A couple of days back I was pointed (at stackoverflow.com) to xray package. I've been playing with it for about couple of hours now, and what can I say? Its's AWESOME! Here's what I am loving about xray so far:
- It brings pandas functionality to gridded data. (Very few Pandas's Panel functions are currently implemented). So functions like converting to annual/ weekly/daily (resample()), taking climatology (groupby()) etc are now possible on GRIDDED datasets!
- It loads netcdf's easily with ALL the metadata as well. This makes further manipulation extremely streamlined and fast.
- It works well with basemap. So plotting gridded is super easy and streamlined.
- It allows selecting by dimensions. It sound like a big deal, but its actually very effective.
- Say If you need to multiply lat dim. of your (time,lat,lon) data, one has to do lat[np.newaxis,:,np.newaxis] as per numpy's broadcasting. Not if using xray.
- Writing as netcdf is very easy, and again, preserves all metadata.
- Not to mention that it is easy to install (conda install xray).

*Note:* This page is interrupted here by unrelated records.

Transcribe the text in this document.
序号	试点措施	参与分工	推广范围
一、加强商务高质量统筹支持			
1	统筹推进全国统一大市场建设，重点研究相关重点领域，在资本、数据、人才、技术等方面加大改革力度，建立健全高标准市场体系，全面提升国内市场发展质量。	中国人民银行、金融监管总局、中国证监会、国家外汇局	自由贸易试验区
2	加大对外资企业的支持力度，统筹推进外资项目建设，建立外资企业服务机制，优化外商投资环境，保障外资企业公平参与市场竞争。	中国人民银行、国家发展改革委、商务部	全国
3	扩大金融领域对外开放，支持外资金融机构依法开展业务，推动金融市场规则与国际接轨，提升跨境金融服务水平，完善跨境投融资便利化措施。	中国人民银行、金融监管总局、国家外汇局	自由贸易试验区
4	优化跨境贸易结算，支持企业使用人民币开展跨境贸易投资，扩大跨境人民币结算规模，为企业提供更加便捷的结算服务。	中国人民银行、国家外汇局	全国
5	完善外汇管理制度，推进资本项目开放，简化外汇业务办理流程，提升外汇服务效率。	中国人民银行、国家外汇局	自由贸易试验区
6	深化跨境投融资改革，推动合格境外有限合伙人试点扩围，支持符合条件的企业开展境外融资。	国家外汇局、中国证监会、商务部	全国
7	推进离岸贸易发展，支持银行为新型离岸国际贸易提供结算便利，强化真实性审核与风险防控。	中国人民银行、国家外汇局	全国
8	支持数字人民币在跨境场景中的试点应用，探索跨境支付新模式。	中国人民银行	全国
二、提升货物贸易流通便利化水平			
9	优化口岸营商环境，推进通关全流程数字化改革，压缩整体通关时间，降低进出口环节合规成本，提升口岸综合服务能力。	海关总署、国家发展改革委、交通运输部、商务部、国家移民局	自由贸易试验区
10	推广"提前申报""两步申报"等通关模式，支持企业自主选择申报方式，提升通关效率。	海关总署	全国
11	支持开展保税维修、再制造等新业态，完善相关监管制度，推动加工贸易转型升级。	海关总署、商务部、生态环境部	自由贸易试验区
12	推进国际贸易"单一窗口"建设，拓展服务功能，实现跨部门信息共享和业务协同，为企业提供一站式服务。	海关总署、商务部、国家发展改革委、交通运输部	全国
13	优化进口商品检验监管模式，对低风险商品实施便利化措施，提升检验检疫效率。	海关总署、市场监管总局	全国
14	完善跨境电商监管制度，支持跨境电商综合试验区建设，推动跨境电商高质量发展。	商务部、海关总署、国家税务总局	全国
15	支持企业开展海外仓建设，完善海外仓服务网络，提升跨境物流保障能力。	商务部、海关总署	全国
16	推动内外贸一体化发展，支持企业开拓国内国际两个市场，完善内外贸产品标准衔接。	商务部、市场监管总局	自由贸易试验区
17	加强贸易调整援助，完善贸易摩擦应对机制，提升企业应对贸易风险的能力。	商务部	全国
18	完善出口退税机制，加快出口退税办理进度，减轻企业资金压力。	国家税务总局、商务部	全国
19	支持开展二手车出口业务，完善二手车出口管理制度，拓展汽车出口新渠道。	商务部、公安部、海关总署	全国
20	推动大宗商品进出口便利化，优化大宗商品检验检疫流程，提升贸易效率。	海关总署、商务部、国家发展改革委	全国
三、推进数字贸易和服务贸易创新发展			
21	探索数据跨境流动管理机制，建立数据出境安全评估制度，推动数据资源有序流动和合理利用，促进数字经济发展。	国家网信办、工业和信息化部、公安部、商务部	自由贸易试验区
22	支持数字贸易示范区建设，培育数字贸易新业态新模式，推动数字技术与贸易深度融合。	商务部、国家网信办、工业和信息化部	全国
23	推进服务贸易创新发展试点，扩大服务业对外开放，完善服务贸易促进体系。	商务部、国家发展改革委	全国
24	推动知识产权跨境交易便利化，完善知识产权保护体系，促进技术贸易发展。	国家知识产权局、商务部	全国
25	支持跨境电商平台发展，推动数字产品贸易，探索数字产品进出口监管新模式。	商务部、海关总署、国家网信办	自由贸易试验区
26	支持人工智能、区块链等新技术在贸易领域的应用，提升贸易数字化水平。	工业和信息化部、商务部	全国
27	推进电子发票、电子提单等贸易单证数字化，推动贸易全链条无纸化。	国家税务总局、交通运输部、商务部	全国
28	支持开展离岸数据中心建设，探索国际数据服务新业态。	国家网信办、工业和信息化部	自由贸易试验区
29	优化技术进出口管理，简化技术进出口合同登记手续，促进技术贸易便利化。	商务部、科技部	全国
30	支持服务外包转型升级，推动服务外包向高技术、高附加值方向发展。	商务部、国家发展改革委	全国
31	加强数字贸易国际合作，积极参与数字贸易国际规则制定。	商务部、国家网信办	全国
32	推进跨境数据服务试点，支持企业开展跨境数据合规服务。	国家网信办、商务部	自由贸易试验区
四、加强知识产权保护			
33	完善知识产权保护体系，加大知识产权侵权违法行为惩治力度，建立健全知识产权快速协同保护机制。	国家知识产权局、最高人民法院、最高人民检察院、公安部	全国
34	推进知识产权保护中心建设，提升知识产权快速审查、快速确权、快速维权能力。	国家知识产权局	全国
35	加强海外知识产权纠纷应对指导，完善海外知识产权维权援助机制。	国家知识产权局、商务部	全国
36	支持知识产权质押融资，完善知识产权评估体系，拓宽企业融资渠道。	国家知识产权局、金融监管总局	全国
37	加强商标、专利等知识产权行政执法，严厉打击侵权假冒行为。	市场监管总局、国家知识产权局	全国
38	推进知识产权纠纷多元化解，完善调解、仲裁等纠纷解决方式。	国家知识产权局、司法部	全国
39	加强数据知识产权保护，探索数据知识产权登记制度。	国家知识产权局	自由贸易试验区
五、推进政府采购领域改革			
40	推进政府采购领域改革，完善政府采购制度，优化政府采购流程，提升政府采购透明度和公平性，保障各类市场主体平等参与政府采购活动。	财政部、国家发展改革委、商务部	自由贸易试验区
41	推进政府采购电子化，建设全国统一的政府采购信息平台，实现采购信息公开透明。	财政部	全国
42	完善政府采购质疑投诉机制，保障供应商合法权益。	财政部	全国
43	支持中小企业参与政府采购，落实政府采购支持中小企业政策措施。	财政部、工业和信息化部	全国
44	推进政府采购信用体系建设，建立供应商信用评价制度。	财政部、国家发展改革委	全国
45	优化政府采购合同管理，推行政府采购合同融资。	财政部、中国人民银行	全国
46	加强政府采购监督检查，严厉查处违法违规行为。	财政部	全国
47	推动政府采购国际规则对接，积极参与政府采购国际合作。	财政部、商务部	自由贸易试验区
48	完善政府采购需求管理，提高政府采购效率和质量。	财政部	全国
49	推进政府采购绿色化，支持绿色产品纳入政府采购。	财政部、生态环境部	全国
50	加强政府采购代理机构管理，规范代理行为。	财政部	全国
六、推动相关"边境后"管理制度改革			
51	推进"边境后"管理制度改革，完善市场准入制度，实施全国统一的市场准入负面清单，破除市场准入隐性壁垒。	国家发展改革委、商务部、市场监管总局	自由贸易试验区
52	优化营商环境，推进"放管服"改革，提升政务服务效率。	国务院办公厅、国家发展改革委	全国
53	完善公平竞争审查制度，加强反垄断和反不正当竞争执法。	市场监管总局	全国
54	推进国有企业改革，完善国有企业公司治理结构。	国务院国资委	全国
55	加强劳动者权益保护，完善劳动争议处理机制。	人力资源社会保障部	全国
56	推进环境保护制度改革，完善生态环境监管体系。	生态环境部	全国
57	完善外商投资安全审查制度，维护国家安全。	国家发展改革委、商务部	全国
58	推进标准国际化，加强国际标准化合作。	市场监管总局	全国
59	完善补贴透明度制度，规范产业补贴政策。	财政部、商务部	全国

Lets load the usual modules, and the xray
In [1]:
%matplotlib inline
import numpy as np
import pandas as pd
import xray
import matplotlib.pyplot as plt
import matplotlib
from mpl_toolkits import basemap
Here are some quick and dirty demonstrations of a few of its abilities that I discovered. I am using GPCP precipitation data. xray loads the entire netcdf file with variables as well as metadata as a dataset object:
In [2]:
nc=xray.open_dataset('../../../InputData/Precipitation/GPCP/precip.mon.mean.nc')
#'nc' will have all the actual variables and metadata as object instances
#Print nc's info. Similar to ncdump
print nc.dump
#Load preciptation data. precip will have all the dims and associated metadata with it
precip=nc.precip 
Cool. xray lets you perform operations by specifying dimension names. To demonstrate this, take a mean across time dimension, and in the same line, make a quick and dirty plot (and display the units as well- to show how handy it is to retain the metadata)
In [11]:
plt.imshow(precip.mean(dim='time'))
plt.colorbar(orientation='horizontal',pad=0.06).set_label(precip.units)
But wait! xray also plots for you. And seems to work well with basemap!
In this particular data, the longitudes don't start from -180ish but from 0. Hence specifying lon_0 is not as straightforward as latitudes.
Here I specified the middle element of longitude dimension to be the center of the plot. 
Also, by default, xray.plot() uses variable's name as colorbar label. So I assigned the entire plot as a colorbar's label.
Also, by default, xray.plot() uses variable's name as colorbar label. So I assigned the entire plot as a colorbar's label.
In [4]:
m=basemap.Basemap(projection='cyl',lat_0=precip.lat[0],lon_0=precip.lon[len(precip.lon)/2])
m.drawcoastlines()
precip.mean(dim='time').plot(cmap='jet',
                             vmin=0,vmax=10).colorbar.set_label(precip.units)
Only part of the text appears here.